Each of the FYI participants crafted a carefully researched policy recommendation during their time in Washington. Today, we highlight the recommendation of Jane Krienke, 24, a recent Truman State University graduate from Kirksville, Mo.
Amend the Adoption and Safe Families Act to give foster youths the power to make decisions about contact with biological families in the instance of an involuntary termination of parental rights (TPR).
This would be accomplished by:
- Requiring an opportunity for youths to express their wishes in regard to biological family contact during an involuntary TPR hearing.
- Incorporating those wishes into the permanency plan.
- A final court order should clearly state a prohibition on contact when requested, and expressly state that the prohibition includes contact via social media.
Social media venues such as Facebook and Twitter are still new and uncharted terrain when it comes to child welfare policy. For youths who are adopted or are in foster care, it offers a new point of contact for biological parents seeking to reconnect. Krienke cites a 2012 study out of the United Kingdom that notes a sharp increase in unsolicited contact from biological parents through Facebook.

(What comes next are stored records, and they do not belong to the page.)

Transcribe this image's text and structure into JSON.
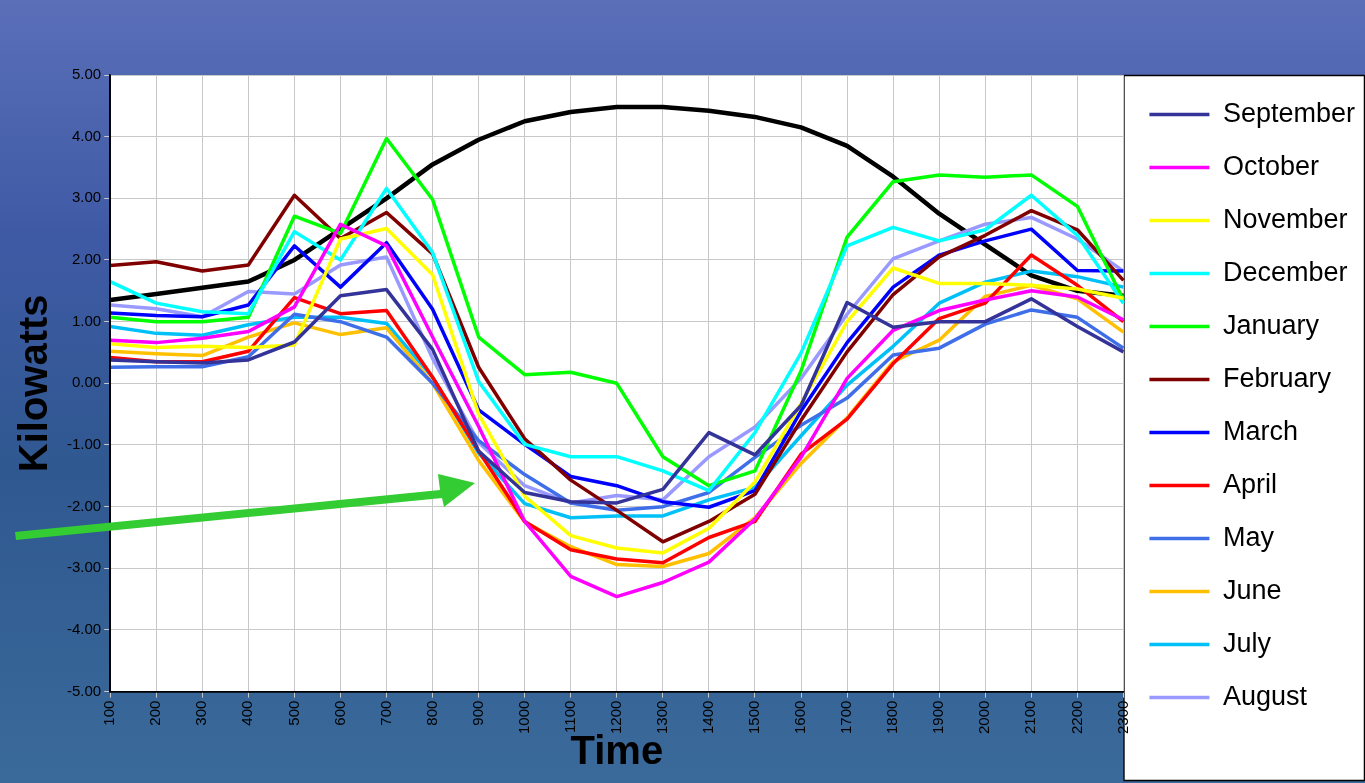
{
  "chart_data": {
    "type": "line",
    "xlabel": "Time",
    "ylabel": "Kilowatts",
    "categories": [
      "100",
      "200",
      "300",
      "400",
      "500",
      "600",
      "700",
      "800",
      "900",
      "1000",
      "1100",
      "1200",
      "1300",
      "1400",
      "1500",
      "1600",
      "1700",
      "1800",
      "1900",
      "2000",
      "2100",
      "2200",
      "2300"
    ],
    "ylim": [
      -5,
      5
    ],
    "yticks": [
      {
        "value": -5,
        "label": "-5.00"
      },
      {
        "value": -4,
        "label": "-4.00"
      },
      {
        "value": -3,
        "label": "-3.00"
      },
      {
        "value": -2,
        "label": "-2.00"
      },
      {
        "value": -1,
        "label": "-1.00"
      },
      {
        "value": 0,
        "label": "0.00"
      },
      {
        "value": 1,
        "label": "1.00"
      },
      {
        "value": 2,
        "label": "2.00"
      },
      {
        "value": 3,
        "label": "3.00"
      },
      {
        "value": 4,
        "label": "4.00"
      },
      {
        "value": 5,
        "label": "5.00"
      }
    ],
    "grid": true,
    "legend": "right",
    "marker": "none",
    "line_style": "solid",
    "series": [
      {
        "name": "September",
        "color": "#333399",
        "values": [
          0.38,
          0.35,
          0.33,
          0.38,
          0.67,
          1.42,
          1.52,
          0.55,
          -1.1,
          -1.77,
          -1.92,
          -1.94,
          -1.72,
          -0.8,
          -1.16,
          -0.36,
          1.31,
          0.91,
          1.0,
          1.0,
          1.37,
          0.92,
          0.51
        ]
      },
      {
        "name": "October",
        "color": "#ff00ff",
        "values": [
          0.7,
          0.66,
          0.73,
          0.84,
          1.24,
          2.58,
          2.23,
          0.75,
          -0.7,
          -2.24,
          -3.13,
          -3.46,
          -3.23,
          -2.9,
          -2.2,
          -1.2,
          0.08,
          0.86,
          1.18,
          1.35,
          1.5,
          1.4,
          1.03
        ]
      },
      {
        "name": "November",
        "color": "#ffff00",
        "values": [
          0.64,
          0.58,
          0.6,
          0.58,
          0.62,
          2.34,
          2.51,
          1.76,
          -0.5,
          -1.83,
          -2.47,
          -2.67,
          -2.75,
          -2.35,
          -1.6,
          -0.33,
          1.0,
          1.87,
          1.62,
          1.62,
          1.59,
          1.53,
          1.38
        ]
      },
      {
        "name": "December",
        "color": "#00ffff",
        "values": [
          1.65,
          1.3,
          1.16,
          1.13,
          2.46,
          2.0,
          3.16,
          2.12,
          0.03,
          -0.99,
          -1.19,
          -1.19,
          -1.42,
          -1.74,
          -0.8,
          0.49,
          2.23,
          2.53,
          2.31,
          2.49,
          3.05,
          2.4,
          1.3
        ]
      },
      {
        "name": "January",
        "color": "#00ff00",
        "values": [
          1.07,
          1.0,
          1.0,
          1.07,
          2.71,
          2.43,
          3.97,
          2.98,
          0.75,
          0.14,
          0.18,
          0.0,
          -1.19,
          -1.66,
          -1.42,
          0.2,
          2.37,
          3.27,
          3.38,
          3.34,
          3.38,
          2.87,
          1.35
        ]
      },
      {
        "name": "February",
        "color": "#800000",
        "values": [
          1.91,
          1.97,
          1.82,
          1.92,
          3.05,
          2.35,
          2.77,
          2.1,
          0.26,
          -0.9,
          -1.57,
          -2.06,
          -2.57,
          -2.24,
          -1.8,
          -0.6,
          0.51,
          1.44,
          2.05,
          2.4,
          2.8,
          2.49,
          1.67
        ]
      },
      {
        "name": "March",
        "color": "#0000ff",
        "values": [
          1.14,
          1.1,
          1.08,
          1.27,
          2.23,
          1.56,
          2.28,
          1.2,
          -0.43,
          -0.99,
          -1.51,
          -1.66,
          -1.92,
          -2.01,
          -1.74,
          -0.45,
          0.66,
          1.56,
          2.08,
          2.31,
          2.5,
          1.83,
          1.82
        ]
      },
      {
        "name": "April",
        "color": "#ff0000",
        "values": [
          0.42,
          0.35,
          0.35,
          0.52,
          1.39,
          1.13,
          1.18,
          0.1,
          -1.1,
          -2.24,
          -2.7,
          -2.85,
          -2.91,
          -2.5,
          -2.24,
          -1.15,
          -0.58,
          0.32,
          1.05,
          1.3,
          2.08,
          1.59,
          1.0
        ]
      },
      {
        "name": "May",
        "color": "#3f6fe8",
        "values": [
          0.26,
          0.27,
          0.27,
          0.43,
          1.12,
          1.0,
          0.75,
          0.0,
          -0.93,
          -1.48,
          -1.94,
          -2.06,
          -2.0,
          -1.77,
          -1.2,
          -0.68,
          -0.24,
          0.46,
          0.57,
          0.96,
          1.19,
          1.07,
          0.57
        ]
      },
      {
        "name": "June",
        "color": "#ffc000",
        "values": [
          0.52,
          0.48,
          0.45,
          0.75,
          0.98,
          0.79,
          0.9,
          0.0,
          -1.25,
          -2.25,
          -2.65,
          -2.94,
          -2.97,
          -2.76,
          -2.18,
          -1.3,
          -0.56,
          0.35,
          0.7,
          1.41,
          1.59,
          1.37,
          0.83
        ]
      },
      {
        "name": "July",
        "color": "#00c0f8",
        "values": [
          0.92,
          0.81,
          0.78,
          0.95,
          1.07,
          1.07,
          0.97,
          0.1,
          -1.13,
          -1.95,
          -2.18,
          -2.15,
          -2.15,
          -1.89,
          -1.69,
          -0.85,
          -0.03,
          0.6,
          1.3,
          1.64,
          1.82,
          1.73,
          1.56
        ]
      },
      {
        "name": "August",
        "color": "#9999ff",
        "values": [
          1.27,
          1.21,
          1.08,
          1.49,
          1.45,
          1.92,
          2.05,
          0.4,
          -0.96,
          -1.66,
          -1.94,
          -1.82,
          -1.89,
          -1.19,
          -0.71,
          0.08,
          1.12,
          2.02,
          2.31,
          2.58,
          2.69,
          2.34,
          1.82
        ]
      },
      {
        "color": "#000000",
        "values": [
          1.35,
          1.45,
          1.55,
          1.65,
          2.0,
          2.5,
          3.0,
          3.55,
          3.95,
          4.25,
          4.4,
          4.48,
          4.48,
          4.42,
          4.32,
          4.15,
          3.85,
          3.35,
          2.75,
          2.25,
          1.75,
          1.5,
          1.42
        ]
      }
    ]
  }
}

In some instances, this may be a good thing. A 2011 study of adoptions into non-relative homes found that 39 percent of youths maintained contact with their biological families.
There is also a downside, as reflected in the Donaldson Adoption Institute’s recent Untangling the Web report. One profile included in the report documents an 11-year-old who returned to intensive therapy after her father sought her out on social media.

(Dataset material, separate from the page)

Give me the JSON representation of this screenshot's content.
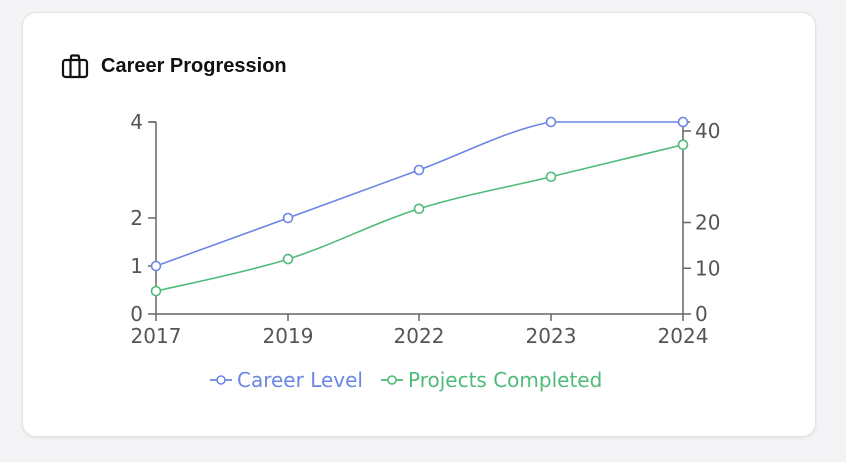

Federal law, as presently configured, does not require the court to hear and act on the wishes of children in terms of contact with parents whose rights have been terminated. It should be left to the judgment of the youth to make the decision about such contact, Krienke argues.
In Her Own Words
“I was 23 years old when my biological parents contacted me through Facebook. I did not know who they were.
Although I was a senior in college, I was not mentally or emotionally prepared for contact with my biological mother, even if it was only through Facebook. She had taken my public profile picture, printed and then posted a photograph of herself posing with the picture. I couldn’t sleep that night.”
The Chronicle’s Take
An involuntary termination of parental rights should certainly always be a signal of serious concern over the parental influence of a biological parent or parents on a child.
Less certain is the extent to which contact of any sort with those parents would be detrimental. It is entirely possible that a parent shows no signs of capacity to care for the child, but can still be a source of emotional support for him or her.
Krienke’s argument – that this decision should be left to the youth – is completely plausible and really was applicable in the world before social media. All the more important now, as information availability continues to shrink the world.
Two specific thoughts on Krienke’s proposals. First, there would probably have to be an age minimum. Nearly half of all the youths in foster care in 2012 were seven years old or younger, according to federally collected data.
Second, there is an element to this that the federal government cannot control, and that is the enforcement of court orders. A court order prohibiting contact isn’t worth the paper it’s written on if courts and law enforcement are unwilling to back them up.
In many cases, especially ones involving social media, this might involve a police department in one state paying a visit to biological parent at the instruction of a court in another state.